The experts agreed that the crisis had been caused by too much borrowing. So what was the solution? "The banks must start lending again," said Michael Coogan from the Council of Mortgage Lenders. "Banks must lend again," agreed Will Hutton. "We have taken decisive action so lending will start again," said Treasury Minister Stephen Timms, looking and sounding like a self-conscious sixth-former.

The pressing issue on When Women Rule the World (Channel 4, Thursday 11.10pm) was which man had sabotaged the aqueduct. The programme is filmed on a Caribbean island whose residents probably fled when the contestants arrived. There don't appear to be any mirrors on the island, which may be why the men turned to vandalism.

Queen Christine and her court were determined to discover the culprit. Firstly, they used their feminine wiles, but this elicited nothing, which must have been galling. Secondly, they summoned the men one at a time and collectively berated them. Ed, who was last seen hosing himself down in a pair of Y-fronts, cracked first and named the evil-doer.

The men are on the island to serve the women and learn about themselves. The women are there to eliminate them. Each week, the man who has not been sufficiently attentive or who has failed to achieve enlightenment is sacrificed. Not literally - there are still a few taboos reality TV has yet to break.

The rapper G-Range came close, but was saved by his insight that the world wouldn't exist if it weren't for women. Instead it was A. J., a Bollywood actor, who had to make the long swim back to civilisation.

It was difficult to decide whether Kate Williams, presenter of Young Victoria (BBC Two, Saturday 8.10pm), was more interested in her subject or in modelling new outfits. Each scene seemed to demand a change of clothing. What the Pre-Raphaelite Kate was going to appear in next was nearly as riveting as what she had to say about Victoria, a woman who did indeed rule the world, although first she had to break with her ambitious mother.

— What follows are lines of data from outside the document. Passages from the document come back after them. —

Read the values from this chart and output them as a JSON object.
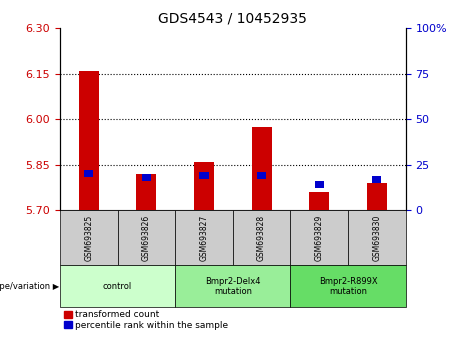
{
  "title": "GDS4543 / 10452935",
  "samples": [
    "GSM693825",
    "GSM693826",
    "GSM693827",
    "GSM693828",
    "GSM693829",
    "GSM693830"
  ],
  "red_values": [
    6.16,
    5.82,
    5.86,
    5.975,
    5.76,
    5.79
  ],
  "blue_values": [
    20,
    18,
    19,
    19,
    14,
    17
  ],
  "ylim_left": [
    5.7,
    6.3
  ],
  "ylim_right": [
    0,
    100
  ],
  "yticks_left": [
    5.7,
    5.85,
    6.0,
    6.15,
    6.3
  ],
  "yticks_right": [
    0,
    25,
    50,
    75,
    100
  ],
  "ytick_labels_right": [
    "0",
    "25",
    "50",
    "75",
    "100%"
  ],
  "hlines": [
    5.85,
    6.0,
    6.15
  ],
  "groups": [
    {
      "label": "control",
      "indices": [
        0,
        1
      ],
      "color": "#ccffcc"
    },
    {
      "label": "Bmpr2-Delx4\nmutation",
      "indices": [
        2,
        3
      ],
      "color": "#99ee99"
    },
    {
      "label": "Bmpr2-R899X\nmutation",
      "indices": [
        4,
        5
      ],
      "color": "#66dd66"
    }
  ],
  "red_color": "#cc0000",
  "blue_color": "#0000cc",
  "bar_width": 0.35,
  "baseline": 5.7,
  "legend_red": "transformed count",
  "legend_blue": "percentile rank within the sample",
  "xlabel_group": "genotype/variation",
  "bg_plot": "#ffffff",
  "sample_box_color": "#cccccc",
  "group_colors": [
    "#ccffcc",
    "#99ee99",
    "#66dd66"
  ]
}
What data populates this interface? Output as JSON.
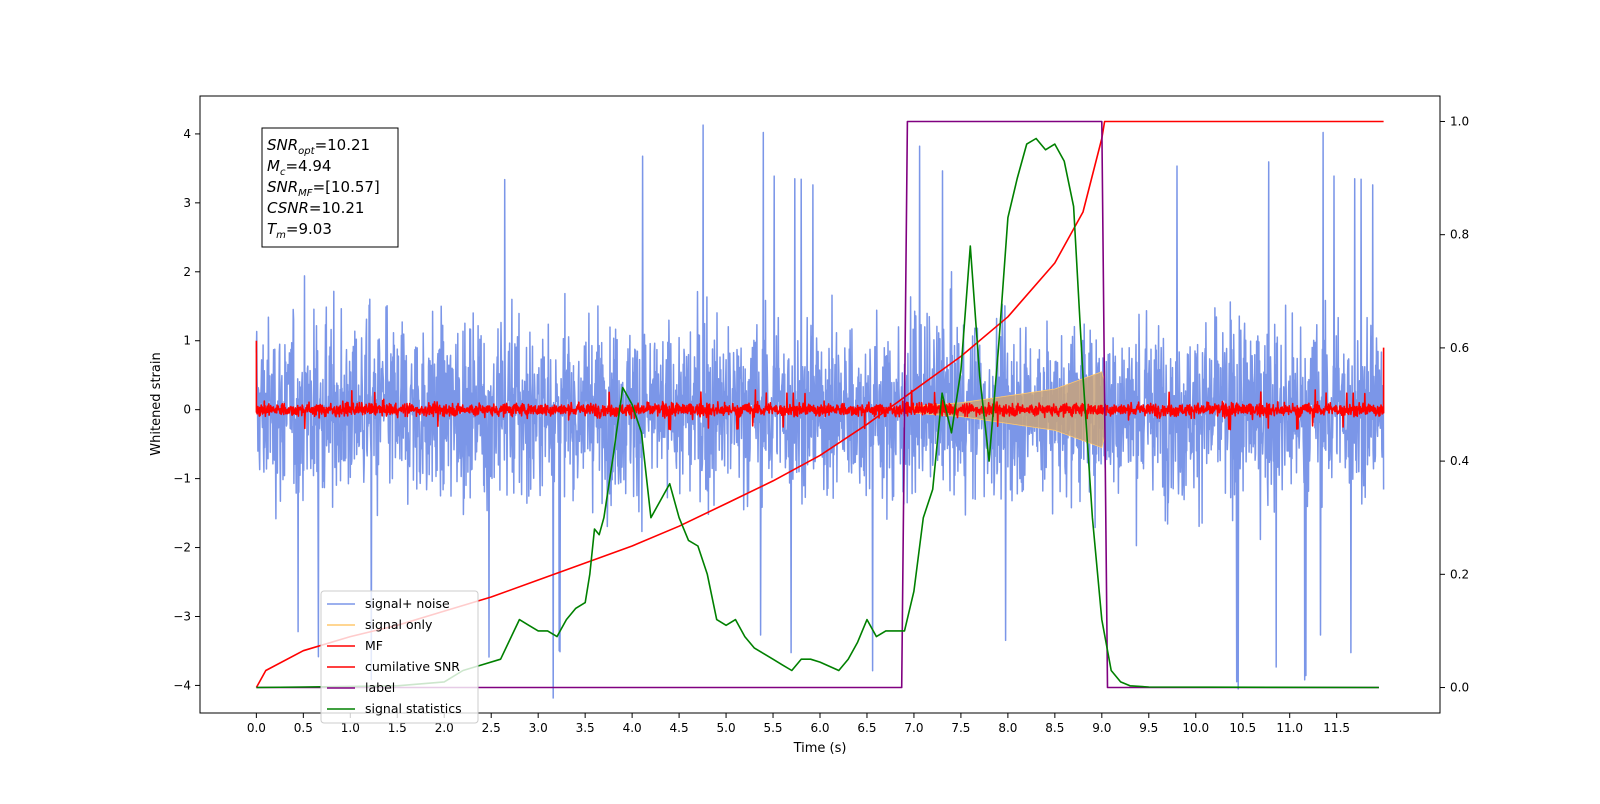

Strictly Come Dancing (BBC One, Saturday 6.40pm) provides the sort of escapism we are told we need in a recession. Malcolm Poole will cheer up enormously when he sees political journalist John Sergeant in sparkling purple braces, then. The audience applauded anyone who didn't fall over. A contestant called Jodie Kidd - a one-time supermodel, they tell me - said she wanted to do well for the British public because they voted for her. It would be nice to hear that from the politicians and bankers.